Les statistiques font froid sur le dos. En 2019, d’après la Stratégie nationale pour l’équité et l’égalité de genre (SNEGG 2), les violences faites aux femmes et aux filles recensées au Sénégal, se chiffrent à 668 cas de violence sur mineures, 706 agressions sexuelles, 15 femmes tuées et plus de 1 200 cas de viol. Et d’après une étude menée par des enseignants-chercheurs de l’université Gaston Berger de Saint-Louis, avec l’appui d’ONU-Femmes, la prévalence de violences sur les femmes est de 60 % au Sénégal, et la région de Diourbel a battu le record des violences basées sur le genre, avec plus de 80 % des femmes.
La révélation a été faite par Maguette Niane, responsable de la zone centre du pays (régions de Fatick, Kaolack, Kaffrine et Diourbel) du projet Voix et leadership des femmes au Sénégal. Elle intervenait lors du lancement du projet ‘’Xamlee li yoon wakh ci kou sakou nitte’’ du Groupe des femmes pour le développement de Diourbel partenaire de VLF.

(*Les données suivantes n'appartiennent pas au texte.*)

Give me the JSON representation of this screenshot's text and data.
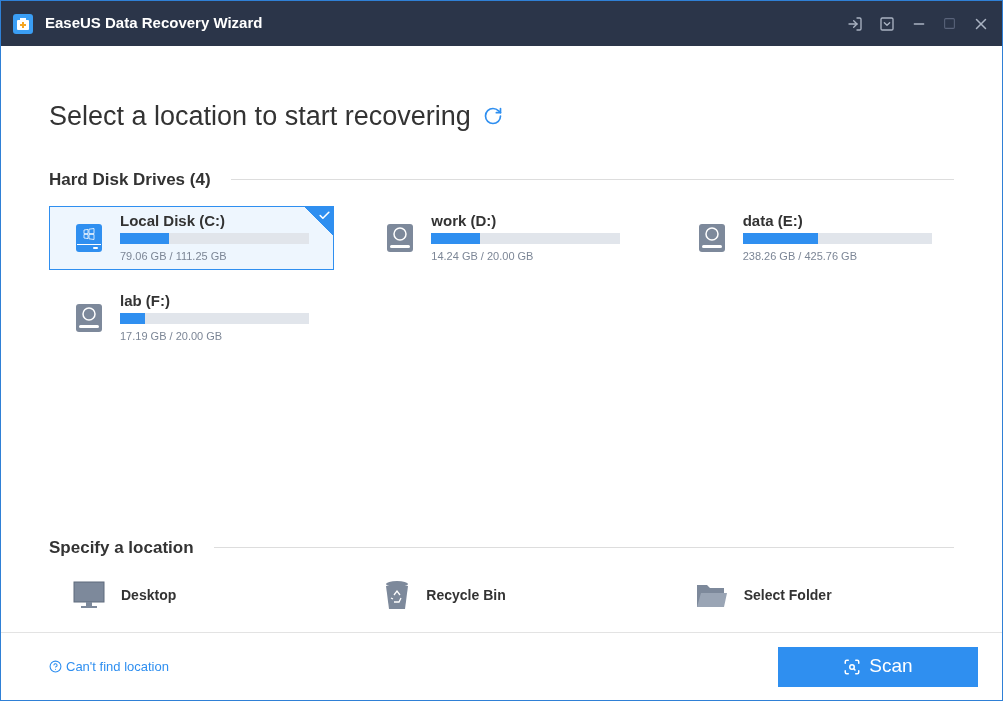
{
  "window": {
    "title": "EaseUS Data Recovery Wizard"
  },
  "heading": "Select a location to start recovering",
  "drives_section": {
    "title": "Hard Disk Drives (4)"
  },
  "drives": [
    {
      "name": "Local Disk (C:)",
      "kind": "system",
      "level": 0.26,
      "usage": "79.06 GB / 111.25 GB",
      "selected": true
    },
    {
      "name": "work (D:)",
      "kind": "disk",
      "level": 0.26,
      "usage": "14.24 GB / 20.00 GB",
      "selected": false
    },
    {
      "name": "data (E:)",
      "kind": "disk",
      "level": 0.4,
      "usage": "238.26 GB / 425.76 GB",
      "selected": false
    },
    {
      "name": "lab (F:)",
      "kind": "disk",
      "level": 0.13,
      "usage": "17.19 GB / 20.00 GB",
      "selected": false
    }
  ],
  "locations_section": {
    "title": "Specify a location"
  },
  "locations": [
    {
      "name": "Desktop",
      "kind": "desktop"
    },
    {
      "name": "Recycle Bin",
      "kind": "recycle"
    },
    {
      "name": "Select Folder",
      "kind": "folder"
    }
  ],
  "help_link": "Can't find location",
  "scan_button": "Scan"
}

‘’Cette loi, dit-elle, est une graine d’espoir, car nous sommes presque sûrs que si elle est appropriée par les communautés et appliquée convenablement par les autorités compétentes, elle peut permettre, à défaut d’élimination, la réduction de toutes les formes de violence basées sur le genre’’. Ce projet, d’après la coordonnatrice Daba Diouf Bop, vise à vulgariser la loi n°2020-05 du 20 janvier 2020 qui criminalise le viol et la pédophilie.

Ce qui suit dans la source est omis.